2. Sequential vs. Offline Update Benchmark
bench_update_vs_offline_search.py compares two end-to-end strategies on the
same dataset:
-
Scenario A – Sequential Update
- Start an embedding server.
- Sequentially call
index.add(); each call fetches embeddings via ZMQ and mutates the HNSW graph. - After all inserts, run a search on the updated graph.
- Metrics recorded: update time (
add_total_s), post-update search time (search_time_s), combined total (total_time_s), and per-passage latency.
-
Scenario B – Offline Embedding + Concurrent Search
- Stop Scenario A’s server and start a fresh embedding server.
- Spawn two threads: one generates embeddings for the new passages offline (graph unchanged); the other computes the query embedding and searches the existing graph.
- Merge offline similarities with the graph search results to emulate late fusion, then report the merged top‑k preview.
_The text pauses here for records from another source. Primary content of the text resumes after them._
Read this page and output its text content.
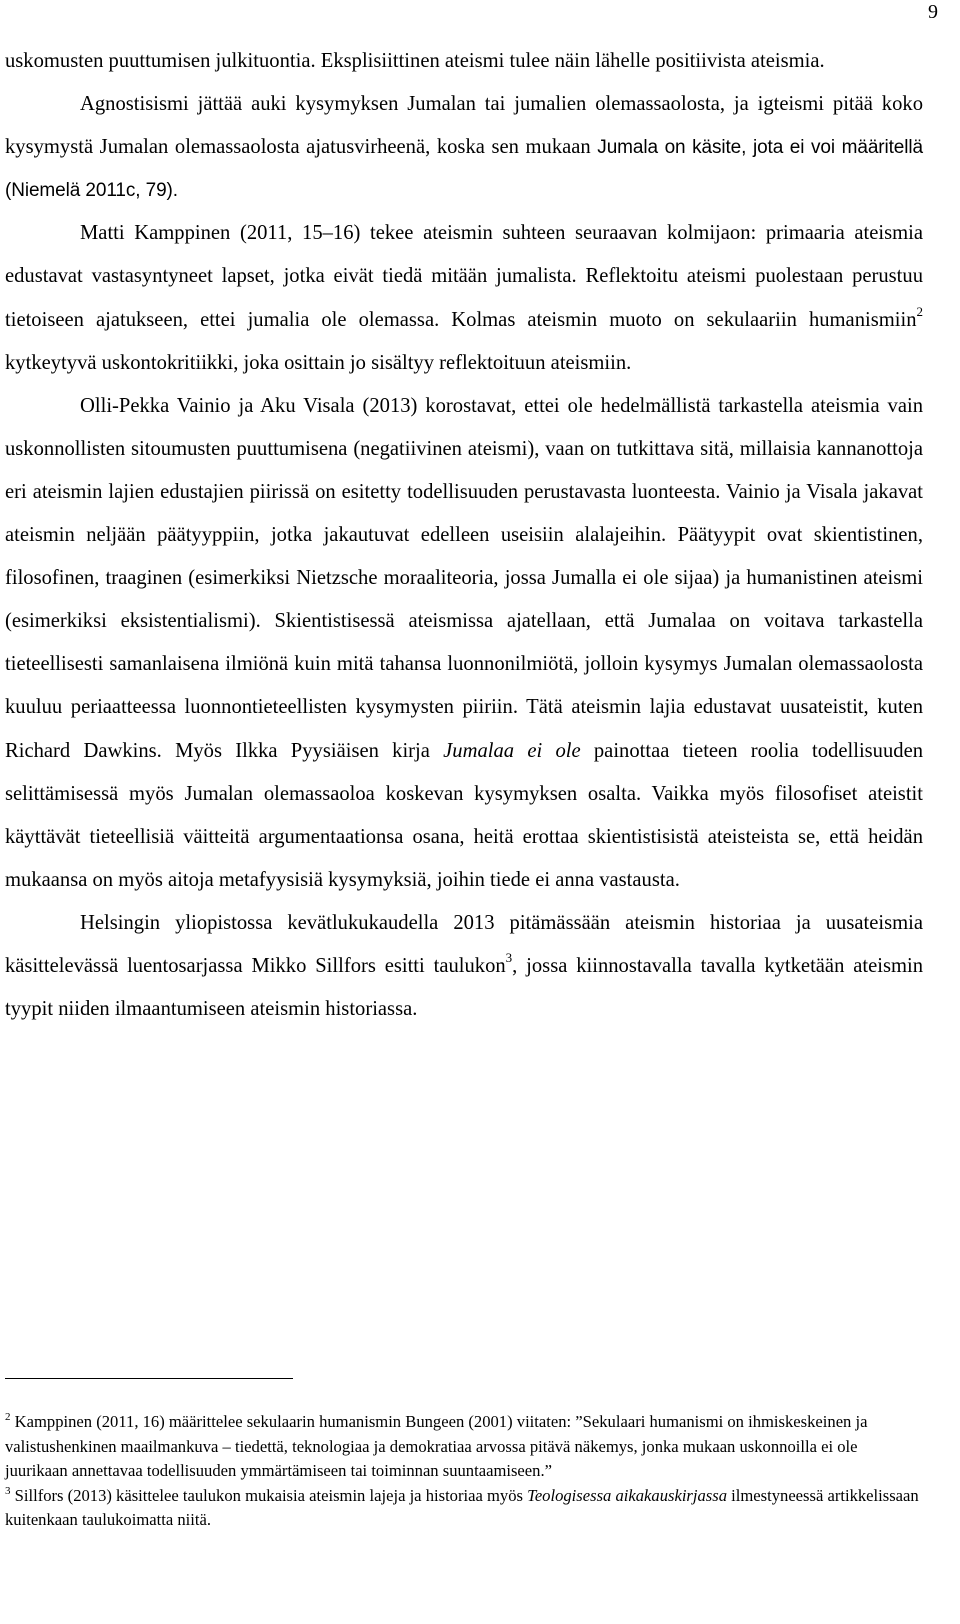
9

uskomusten puuttumisen julkituontia. Eksplisiittinen ateismi tulee näin lähelle positiivista ateismia.

Agnostisismi jättää auki kysymyksen Jumalan tai jumalien olemassaolosta, ja igteismi pitää koko kysymystä Jumalan olemassaolosta ajatusvirheenä, koska sen mukaan Jumala on käsite, jota ei voi määritellä (Niemelä 2011c, 79).

Matti Kamppinen (2011, 15–16) tekee ateismin suhteen seuraavan kolmijaon: primaaria ateismia edustavat vastasyntyneet lapset, jotka eivät tiedä mitään jumalista. Reflektoitu ateismi puolestaan perustuu tietoiseen ajatukseen, ettei jumalia ole olemassa. Kolmas ateismin muoto on sekulaariin humanismiin$^2$ kytkeytyvä uskontokritiikki, joka osittain jo sisältyy reflektoituun ateismiin.

Olli-Pekka Vainio ja Aku Visala (2013) korostavat, ettei ole hedelmällistä tarkastella ateismia vain uskonnollisten sitoumusten puuttumisena (negatiivinen ateismi), vaan on tutkittava sitä, millaisia kannanottoja eri ateismin lajien edustajien piirissä on esitetty todellisuuden perustavasta luonteesta. Vainio ja Visala jakavat ateismin neljään päätyyppiin, jotka jakautuvat edelleen useisiin alalajeihin. Päätyypit ovat skientistinen, filosofinen, traaginen (esimerkiksi Nietzsche moraaliteoria, jossa Jumalla ei ole sijaa) ja humanistinen ateismi (esimerkiksi eksistentialismi). Skientistisessä ateismissa ajatellaan, että Jumalaa on voitava tarkastella tieteellisesti samanlaisena ilmiönä kuin mitä tahansa luonnonilmiötä, jolloin kysymys Jumalan olemassaolosta kuuluu periaatteessa luonnontieteellisten kysymysten piiriin. Tätä ateismin lajia edustavat uusateistit, kuten Richard Dawkins. Myös Ilkka Pyysiäisen kirja Jumalaa ei ole painottaa tieteen roolia todellisuuden selittämisessä myös Jumalan olemassaoloa koskevan kysymyksen osalta. Vaikka myös filosofiset ateistit käyttävät tieteellisiä väitteitä argumentaationsa osana, heitä erottaa skientistisistä ateisteista se, että heidän mukaansa on myös aitoja metafyysisiä kysymyksiä, joihin tiede ei anna vastausta.

Helsingin yliopistossa kevätlukukaudella 2013 pitämässään ateismin historiaa ja uusateismia käsittelevässä luentosarjassa Mikko Sillfors esitti taulukon$^3$, jossa kiinnostavalla tavalla kytketään ateismin tyypit niiden ilmaantumiseen ateismin historiassa.

$^2$ Kamppinen (2011, 16) määrittelee sekulaarin humanismin Bungeen (2001) viitaten: ”Sekulaari humanismi on ihmiskeskeinen ja valistushenkinen maailmankuva – tiedettä, teknologiaa ja demokratiaa arvossa pitävä näkemys, jonka mukaan uskonnoilla ei ole juurikaan annettavaa todellisuuden ymmärtämiseen tai toiminnan suuntaamiseen.”

$^3$ Sillfors (2013) käsittelee taulukon mukaisia ateismin lajeja ja historiaa myös Teologisessa aikakauskirjassa ilmestyneessä artikkelissaan kuitenkaan taulukoimatta niitä.
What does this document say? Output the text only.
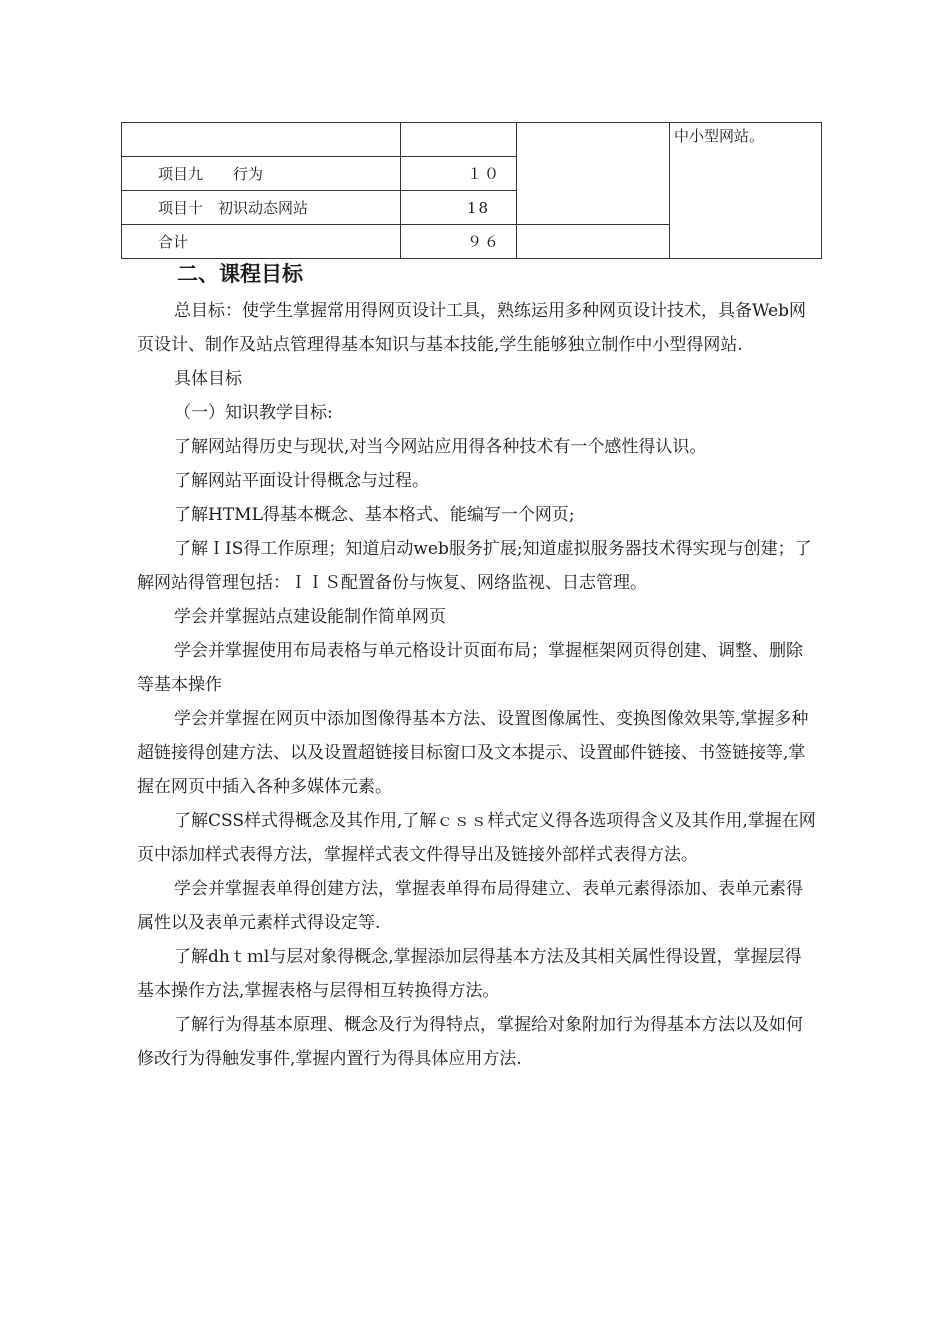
			中小型网站。
项目九　　行为	１０		
项目十　初识动态网站	18		
合计	９６		
二、课程目标

总目标：使学生掌握常用得网页设计工具，熟练运用多种网页设计技术，具备Web网页设计、制作及站点管理得基本知识与基本技能,学生能够独立制作中小型得网站.

具体目标

（一）知识教学目标:

了解网站得历史与现状,对当今网站应用得各种技术有一个感性得认识。

了解网站平面设计得概念与过程。

了解HTML得基本概念、基本格式、能编写一个网页;

了解ＩIS得工作原理；知道启动web服务扩展;知道虚拟服务器技术得实现与创建；了解网站得管理包括：ＩＩＳ配置备份与恢复、网络监视、日志管理。

学会并掌握站点建设能制作简单网页

学会并掌握使用布局表格与单元格设计页面布局；掌握框架网页得创建、调整、删除等基本操作

学会并掌握在网页中添加图像得基本方法、设置图像属性、变换图像效果等,掌握多种超链接得创建方法、以及设置超链接目标窗口及文本提示、设置邮件链接、书签链接等,掌握在网页中插入各种多媒体元素。

了解CSS样式得概念及其作用,了解ｃｓｓ样式定义得各选项得含义及其作用,掌握在网页中添加样式表得方法，掌握样式表文件得导出及链接外部样式表得方法。

学会并掌握表单得创建方法，掌握表单得布局得建立、表单元素得添加、表单元素得属性以及表单元素样式得设定等.

了解dhｔｍl与层对象得概念,掌握添加层得基本方法及其相关属性得设置，掌握层得基本操作方法,掌握表格与层得相互转换得方法。

了解行为得基本原理、概念及行为得特点，掌握给对象附加行为得基本方法以及如何修改行为得触发事件,掌握内置行为得具体应用方法.
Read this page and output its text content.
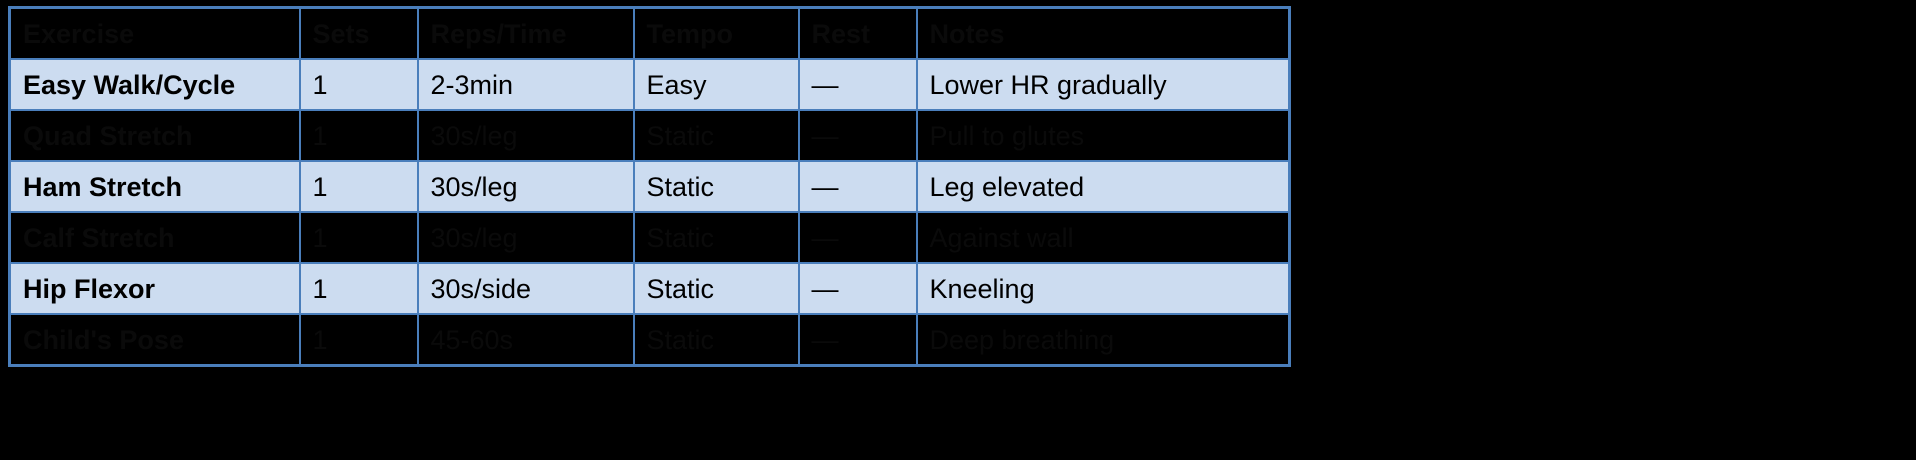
Exercise	Sets	Reps/Time	Tempo	Rest	Notes
Easy Walk/Cycle	1	2-3min	Easy	—	Lower HR gradually
Quad Stretch	1	30s/leg	Static	—	Pull to glutes
Ham Stretch	1	30s/leg	Static	—	Leg elevated
Calf Stretch	1	30s/leg	Static	—	Against wall
Hip Flexor	1	30s/side	Static	—	Kneeling
Child's Pose	1	45-60s	Static	—	Deep breathing
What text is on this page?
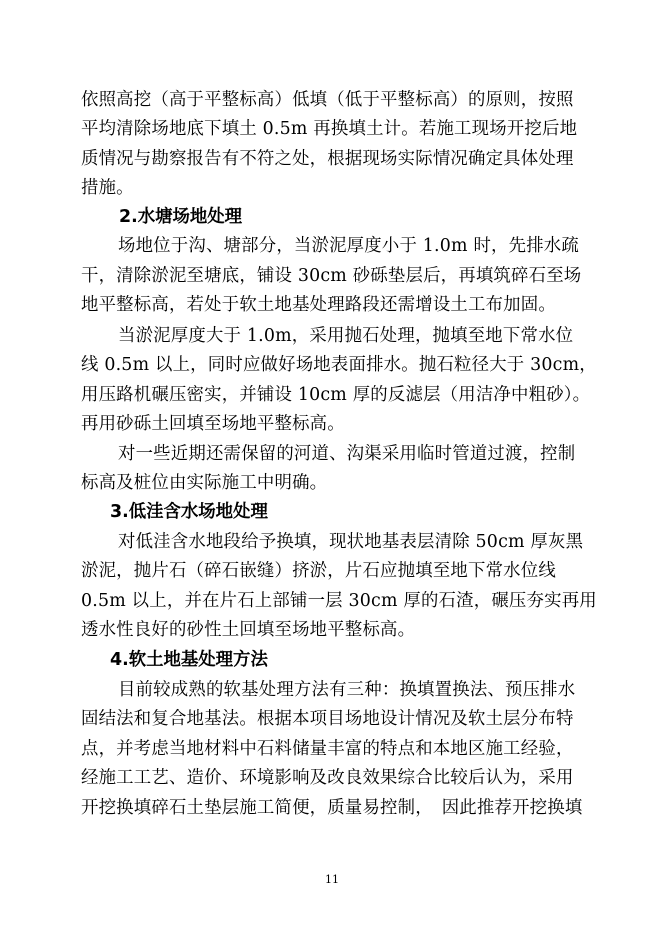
依照高挖（高于平整标高）低填（低于平整标高）的原则，按照
平均清除场地底下填土 0.5m 再换填土计。若施工现场开挖后地
质情况与勘察报告有不符之处，根据现场实际情况确定具体处理
措施。
2.水塘场地处理
场地位于沟、塘部分，当淤泥厚度小于 1.0m 时，先排水疏
干，清除淤泥至塘底，铺设 30cm 砂砾垫层后，再填筑碎石至场
地平整标高，若处于软土地基处理路段还需增设土工布加固。
当淤泥厚度大于 1.0m，采用抛石处理，抛填至地下常水位
线 0.5m 以上，同时应做好场地表面排水。抛石粒径大于 30cm，
用压路机碾压密实，并铺设 10cm 厚的反滤层（用洁净中粗砂）。
再用砂砾土回填至场地平整标高。
对一些近期还需保留的河道、沟渠采用临时管道过渡，控制
标高及桩位由实际施工中明确。
3.低洼含水场地处理
对低洼含水地段给予换填，现状地基表层清除 50cm 厚灰黑
淤泥，抛片石（碎石嵌缝）挤淤，片石应抛填至地下常水位线
0.5m 以上，并在片石上部铺一层 30cm 厚的石渣，碾压夯实再用
透水性良好的砂性土回填至场地平整标高。
4.软土地基处理方法
目前较成熟的软基处理方法有三种：换填置换法、预压排水
固结法和复合地基法。根据本项目场地设计情况及软土层分布特
点，并考虑当地材料中石料储量丰富的特点和本地区施工经验，
经施工工艺、造价、环境影响及改良效果综合比较后认为，采用
开挖换填碎石土垫层施工简便，质量易控制，　因此推荐开挖换填
11
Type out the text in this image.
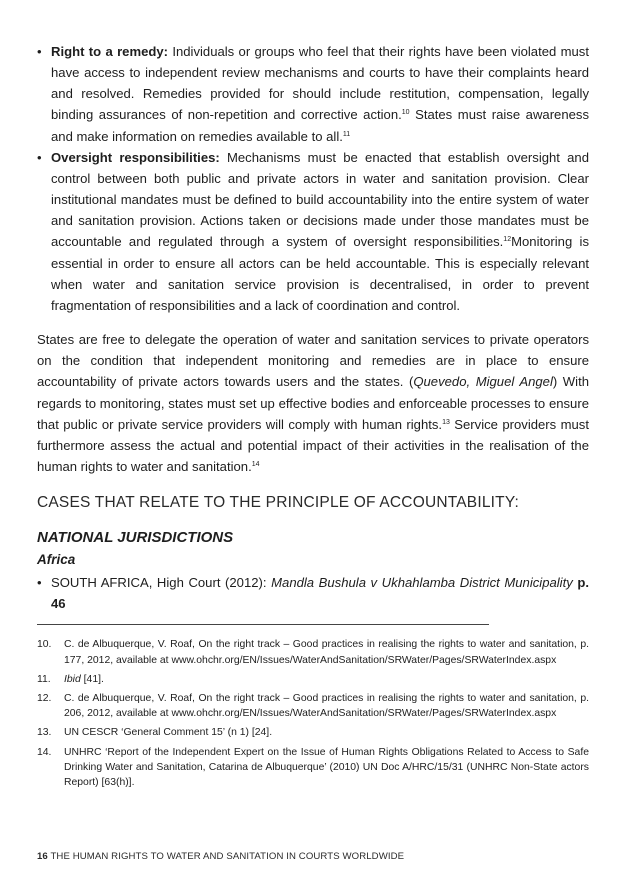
• Right to a remedy: Individuals or groups who feel that their rights have been violated must have access to independent review mechanisms and courts to have their complaints heard and resolved. Remedies provided for should include restitution, compensation, legally binding assurances of non-repetition and corrective action.$^{10}$ States must raise awareness and make information on remedies available to all.$^{11}$
• Oversight responsibilities: Mechanisms must be enacted that establish oversight and control between both public and private actors in water and sanitation provision. Clear institutional mandates must be defined to build accountability into the entire system of water and sanitation provision. Actions taken or decisions made under those mandates must be accountable and regulated through a system of oversight responsibilities.$^{12}$Monitoring is essential in order to ensure all actors can be held accountable. This is especially relevant when water and sanitation service provision is decentralised, in order to prevent fragmentation of responsibilities and a lack of coordination and control.

States are free to delegate the operation of water and sanitation services to private operators on the condition that independent monitoring and remedies are in place to ensure accountability of private actors towards users and the states. (Quevedo, Miguel Angel) With regards to monitoring, states must set up effective bodies and enforceable processes to ensure that public or private service providers will comply with human rights.$^{13}$ Service providers must furthermore assess the actual and potential impact of their activities in the realisation of the human rights to water and sanitation.$^{14}$

CASES THAT RELATE TO THE PRINCIPLE OF ACCOUNTABILITY:
NATIONAL JURISDICTIONS
Africa
• SOUTH AFRICA, High Court (2012): Mandla Bushula v Ukhahlamba District Municipality p. 46
10.	C. de Albuquerque, V. Roaf, On the right track – Good practices in realising the rights to water and sanitation, p. 177, 2012, available at www.ohchr.org/EN/Issues/WaterAndSanitation/SRWater/Pages/SRWaterIndex.aspx
11.	Ibid [41].
12.	C. de Albuquerque, V. Roaf, On the right track – Good practices in realising the rights to water and sanitation, p. 206, 2012, available at www.ohchr.org/EN/Issues/WaterAndSanitation/SRWater/Pages/SRWaterIndex.aspx
13.	UN CESCR ‘General Comment 15’ (n 1) [24].
14.	UNHRC ‘Report of the Independent Expert on the Issue of Human Rights Obligations Related to Access to Safe Drinking Water and Sanitation, Catarina de Albuquerque’ (2010) UN Doc A/HRC/15/31 (UNHRC Non-State actors Report) [63(h)].
16 THE HUMAN RIGHTS TO WATER AND SANITATION IN COURTS WORLDWIDE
- Metrics recorded: embedding time (
emb_time_s), search time (search_time_s), concurrent makespan (makespan_s), and scenario total.
Run (both scenarios):
uv run -m benchmarks.update.bench_update_vs_offline_search \
--index-path .leann/bench/offline_vs_update.leann \
--max-initial 300 \
--num-updates 1
You can pass --only A or --only B to run a single scenario. The script will
print timing summaries to stdout and append the results to CSV.
Output:
benchmarks/update/offline_vs_update.csv– per-scenario timing statistics for Scenario A and B.- Console output includes Scenario B’s merged top‑k preview for quick sanity checks. The sample results committed here come from runs on an RTX 4090-equipped machine; expect variations if you benchmark on different GPUs.
3. Visualisation
plot_bench_results.py combines the RNG benchmark and the update strategy
benchmark into a single two-panel plot.
Run:
uv run -m benchmarks.update.plot_bench_results \
--csv benchmarks/update/bench_results.csv \
--csv-right benchmarks/update/offline_vs_update.csv \
--out benchmarks/update/bench_latency_from_csv.png
Options:
--broken-y– Enable a broken Y-axis (default: true when appropriate).--csv– RNG benchmark results CSV (left panel).--csv-right– Update strategy results CSV (right panel).--out– Output image path (PNG/PDF supported).
Output:
benchmarks/update/bench_latency_from_csv.png– visual comparison of the two suites.benchmarks/update/bench_latency_from_csv.pdf– PDF version, suitable for slides/papers.
Parameters & Environment
Common CLI Flags
--max-initial– Number of initial passages used to seed the index.--max-updates/--num-updates– Number of passages to treat as updates.--index-path– Base path (without extension) where the LEANN index is stored.--runs– Number of repetitions (RNG benchmark only).
Environment Variables
LEANN_HNSW_LOG_PATH– File to receive embedding-server logs (optional).LEANN_LOG_LEVEL– Logging verbosity (DEBUG/INFO/WARNING/ERROR).CUDA_VISIBLE_DEVICES– Set to empty string if you want to force CPU execution of the embedding model.
With these scripts you can easily replicate LEANN’s update benchmarks, compare multiple RNG strategies, and evaluate whether sequential updates or offline fusion better match your latency/accuracy trade-offs.